Question

A transparent cube of side $d$, made of a material of refractive index $\mu_{2}$, is immersed in a liquid of refractive index $\mu_{1} \quad\left(\mu_{1}<\mu_{2}\right)$. A ray is incident on the face $AB$ at an angle $\theta$ (shown in the figure). Total internal reflection takes place at the point $E$ on the face $BC$.
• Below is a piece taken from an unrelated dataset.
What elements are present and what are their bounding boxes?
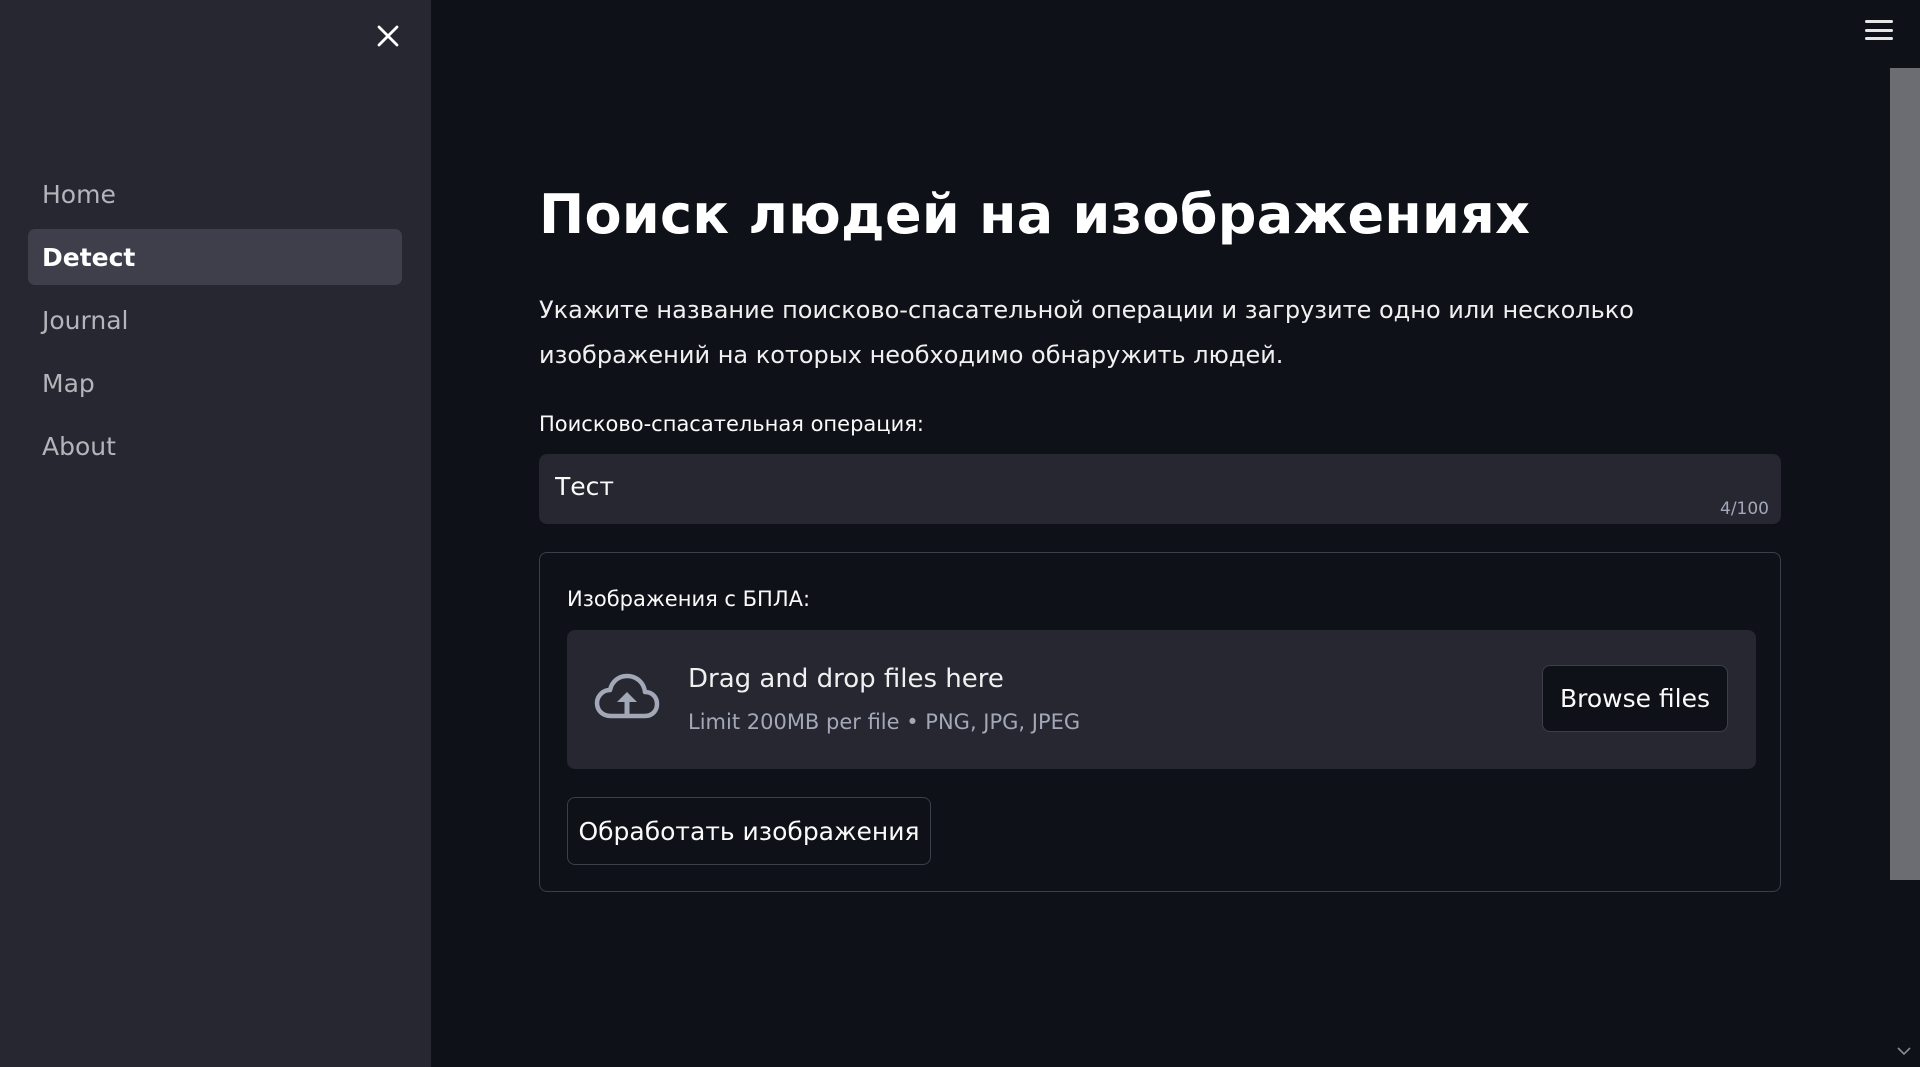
sidebar-item-detect[interactable]: Detect [28, 229, 402, 285]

• A. $\theta < sin^{- 1}\sqrt{\frac{\mu _{2}^{2}}{\mu _{1}^{2}} - 1}$
• B. $\theta >sin^{- 1}\frac{\mu _{1}}{\mu _{2}}$
• C. $\theta < sin^{- 1}\frac{\mu _{1}}{\mu _{2}}$
• D. $\theta >sin^{- 1}\sqrt{\frac{\mu _{2}^{2}}{\mu _{1}^{2}} - 1}$

Answer 1

Answer: (A)

At surface (1)
$\mu_{1} \sin \theta=\mu_{2} \sin r$
At surface (2)
$ \begin{array}{l} \mu_{1}=\mu_{2} \sin (90-r) \\ \mu_{1}=\mu_{2} \cos r \ldots \text { (2) } \end{array} $
From equation (1) and (2)
$ \begin{array}{l} \Rightarrow \sin \theta=\frac{\sin r}{\cos r} \\ \Rightarrow \sin \theta=\frac{\frac{\left(\sqrt{\mu_{2}^{2}-\mu_{1}^{2}}\right)}{\mu_{2}}}{\left(\frac{\mu_{1}}{\mu_{2}}\right)} \\ \Rightarrow \sin \theta=\sqrt{\frac{\mu_{2}^{2}}{\mu_{1}^{2}}-1} \end{array} $
$\theta$ must satisfy,
$ \Rightarrow \theta<\sin ^{-1}\left(\sqrt{\frac{\mu_{2}^{2}}{\mu_{1}^{2}}-1}\right) $